The Girl on the Train – Paula Hawkins
Rachel catches the same commuter train every morning. She knows it will wait at the same signal each time, overlooking a row of back gardens. She’s even started to feel like she knows the people who live in one of the houses. ‘Jess and Jason’, she calls them. Their life – as she sees it – is perfect. If only Rachel could be that happy.
And then she sees something shocking. It’s only a minute until the train moves on, but it’s enough.
Now everything’s changed. Now Rachel has a chance to become a part of the lives she’s only watched from afar.
Now they’ll see; she’s much more than just the girl on the train…
Thanks to Transworld and Netgalley for my review copy.
I could just leave this review as:
“Wow, this book is incredible – everyone should read it!” because that is exactly what I was thinking as I read The Girl on The Train.
You need a little more though.
Rachel is the lead voice, she is The Girl on the Train. She is a sad character. Her husband has left her, he is living with his new wife and their new baby in Rachel’s old house – a house that Rachel sees every day from her seat on the train as she travels to work. Unfortunately, Rachel is not prepared to accept that her marriage is over, she drinks heavily and is very much down on her luck.
On her journey to work Rachel sees another house every day – she watches the couple that live there and she imagines how their perfect life together must be. They are her ‘Jess and Jason’.
The narration switches from Rachel to Jess (real name Megan) and the reader gets to learn more about Rachel’s ‘perfect’ girl – unsurprisingly all is not perfect in her life after all.
The final narrator of the story is Anna. Anna is married to Rachel’s ex-husband. She does not like Rachel and is increasingly frustrated by Rachel’s constant interference in her life – she just wants Rachel to leave her family alone. But when Rachel gets drunk she calls and emails her ex-husband and Rachel gets drunk a lot.
As the book unfolds the story is moved on by changes to the narrator. We move from Rachel to Megan to Rachel then to Anna before joining with Rachel again. Slightly confusing if you have to put the book down mid chapter but easily recoverable (and you will not WANT to put the book down mid-chapter).
Paula Hawkins creates vivid, believable characters. The switching of narration between Rachel (The Drunk), Megan (The Perfect Girl) and Anna (The Other Woman) is expertly handled.
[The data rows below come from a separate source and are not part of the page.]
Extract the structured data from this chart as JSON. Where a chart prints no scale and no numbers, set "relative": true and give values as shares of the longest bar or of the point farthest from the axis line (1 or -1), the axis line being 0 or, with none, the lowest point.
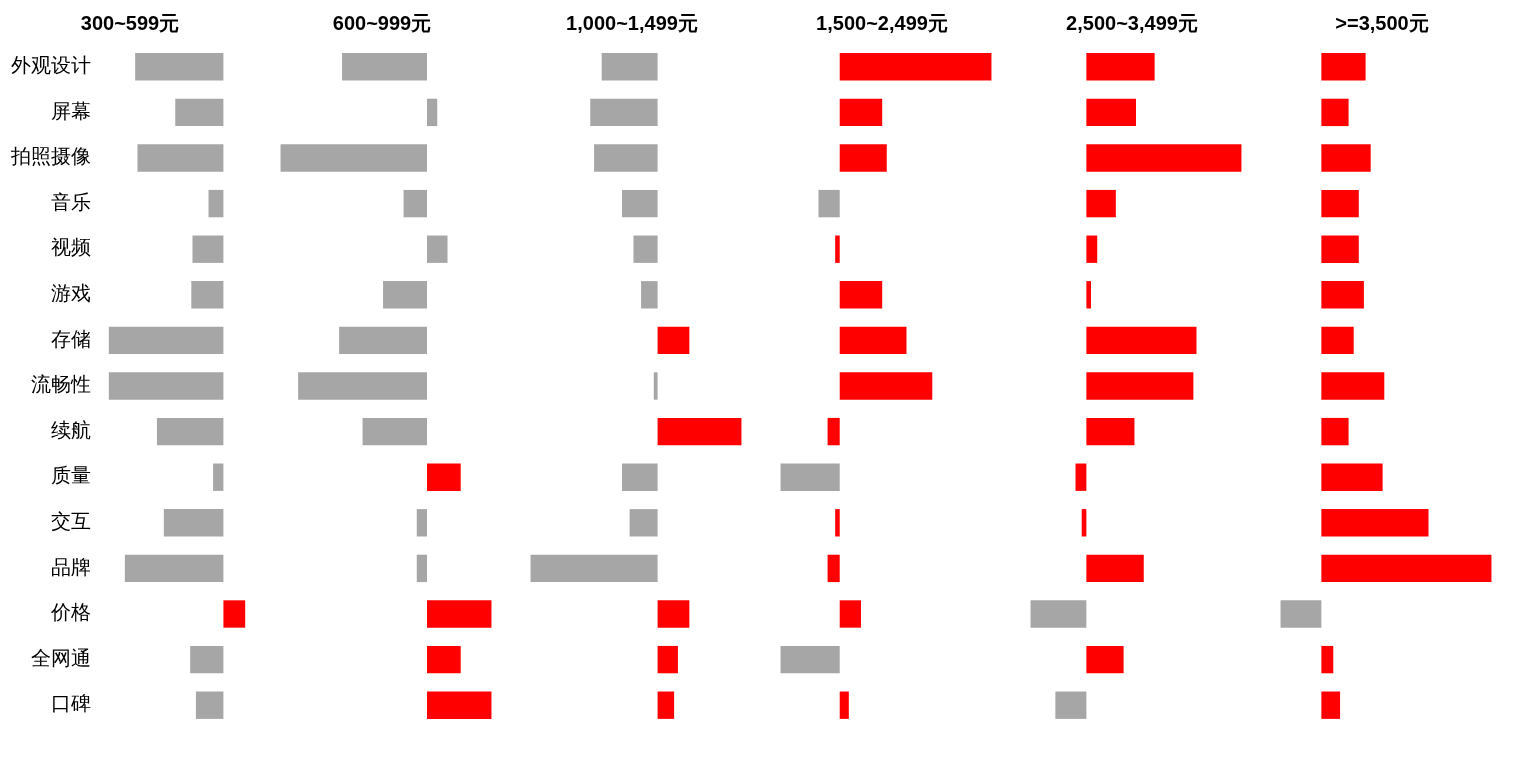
{
  "chart_data": [
    {
      "type": "bar",
      "orientation": "horizontal",
      "relative": true,
      "tick_labels": "y",
      "title": "300~599元",
      "categories": [
        "外观设计",
        "屏幕",
        "拍照摄像",
        "音乐",
        "视频",
        "游戏",
        "存储",
        "流畅性",
        "续航",
        "质量",
        "交互",
        "品牌",
        "价格",
        "全网通",
        "口碑"
      ],
      "values": [
        -0.77,
        -0.42,
        -0.75,
        -0.13,
        -0.27,
        -0.28,
        -1,
        -1,
        -0.58,
        -0.09,
        -0.52,
        -0.86,
        0.19,
        -0.29,
        -0.24
      ],
      "colors": [
        "#a6a6a6",
        "#a6a6a6",
        "#a6a6a6",
        "#a6a6a6",
        "#a6a6a6",
        "#a6a6a6",
        "#a6a6a6",
        "#a6a6a6",
        "#a6a6a6",
        "#a6a6a6",
        "#a6a6a6",
        "#a6a6a6",
        "#ff0000",
        "#a6a6a6",
        "#a6a6a6"
      ]
    },
    {
      "type": "bar",
      "orientation": "horizontal",
      "relative": true,
      "tick_labels": false,
      "title": "600~999元",
      "categories": [
        null,
        null,
        null,
        null,
        null,
        null,
        null,
        null,
        null,
        null,
        null,
        null,
        null,
        null,
        null
      ],
      "values": [
        -0.58,
        0.07,
        -1,
        -0.16,
        0.14,
        -0.3,
        -0.6,
        -0.88,
        -0.44,
        0.23,
        -0.07,
        -0.07,
        0.44,
        0.23,
        0.44
      ],
      "colors": [
        "#a6a6a6",
        "#a6a6a6",
        "#a6a6a6",
        "#a6a6a6",
        "#a6a6a6",
        "#a6a6a6",
        "#a6a6a6",
        "#a6a6a6",
        "#a6a6a6",
        "#ff0000",
        "#a6a6a6",
        "#a6a6a6",
        "#ff0000",
        "#ff0000",
        "#ff0000"
      ]
    },
    {
      "type": "bar",
      "orientation": "horizontal",
      "relative": true,
      "tick_labels": false,
      "title": "1,000~1,499元",
      "categories": [
        null,
        null,
        null,
        null,
        null,
        null,
        null,
        null,
        null,
        null,
        null,
        null,
        null,
        null,
        null
      ],
      "values": [
        -0.44,
        -0.53,
        -0.5,
        -0.28,
        -0.19,
        -0.13,
        0.25,
        -0.03,
        0.66,
        -0.28,
        -0.22,
        -1,
        0.25,
        0.16,
        0.13
      ],
      "colors": [
        "#a6a6a6",
        "#a6a6a6",
        "#a6a6a6",
        "#a6a6a6",
        "#a6a6a6",
        "#a6a6a6",
        "#ff0000",
        "#a6a6a6",
        "#ff0000",
        "#a6a6a6",
        "#a6a6a6",
        "#a6a6a6",
        "#ff0000",
        "#ff0000",
        "#ff0000"
      ]
    },
    {
      "type": "bar",
      "orientation": "horizontal",
      "relative": true,
      "tick_labels": false,
      "title": "1,500~2,499元",
      "categories": [
        null,
        null,
        null,
        null,
        null,
        null,
        null,
        null,
        null,
        null,
        null,
        null,
        null,
        null,
        null
      ],
      "values": [
        1,
        0.28,
        0.31,
        -0.14,
        -0.03,
        0.28,
        0.44,
        0.61,
        -0.08,
        -0.39,
        -0.03,
        -0.08,
        0.14,
        -0.39,
        0.06
      ],
      "colors": [
        "#ff0000",
        "#ff0000",
        "#ff0000",
        "#a6a6a6",
        "#ff0000",
        "#ff0000",
        "#ff0000",
        "#ff0000",
        "#ff0000",
        "#a6a6a6",
        "#ff0000",
        "#ff0000",
        "#ff0000",
        "#a6a6a6",
        "#ff0000"
      ]
    },
    {
      "type": "bar",
      "orientation": "horizontal",
      "relative": true,
      "tick_labels": false,
      "title": "2,500~3,499元",
      "categories": [
        null,
        null,
        null,
        null,
        null,
        null,
        null,
        null,
        null,
        null,
        null,
        null,
        null,
        null,
        null
      ],
      "values": [
        0.44,
        0.32,
        1,
        0.19,
        0.07,
        0.03,
        0.71,
        0.69,
        0.31,
        -0.07,
        -0.03,
        0.37,
        -0.36,
        0.24,
        -0.2
      ],
      "colors": [
        "#ff0000",
        "#ff0000",
        "#ff0000",
        "#ff0000",
        "#ff0000",
        "#ff0000",
        "#ff0000",
        "#ff0000",
        "#ff0000",
        "#ff0000",
        "#ff0000",
        "#ff0000",
        "#a6a6a6",
        "#ff0000",
        "#a6a6a6"
      ]
    },
    {
      "type": "bar",
      "orientation": "horizontal",
      "relative": true,
      "tick_labels": false,
      "title": ">=3,500元",
      "categories": [
        null,
        null,
        null,
        null,
        null,
        null,
        null,
        null,
        null,
        null,
        null,
        null,
        null,
        null,
        null
      ],
      "values": [
        0.26,
        0.16,
        0.29,
        0.22,
        0.22,
        0.25,
        0.19,
        0.37,
        0.16,
        0.36,
        0.63,
        1,
        -0.24,
        0.07,
        0.11
      ],
      "colors": [
        "#ff0000",
        "#ff0000",
        "#ff0000",
        "#ff0000",
        "#ff0000",
        "#ff0000",
        "#ff0000",
        "#ff0000",
        "#ff0000",
        "#ff0000",
        "#ff0000",
        "#ff0000",
        "#a6a6a6",
        "#ff0000",
        "#ff0000"
      ]
    }
  ]
}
I was completely drawn into the story, driven by the necessity to find out what happened next. The true mark of my enjoyment was that I was disappointed when the book ended – I could have read more.
I am very much against spoilers so I cannot reveal too much more about the various twists in the plot but I can assure you that there are twists a-plenty. The Girl on the Train is a gripping read – you must avoid spoilers, you must read it as soon as you can and you must hope that someone makes it into film so that you can tell them you read the book first and that it was incredible.
A full five out of five for The Girl on the Train.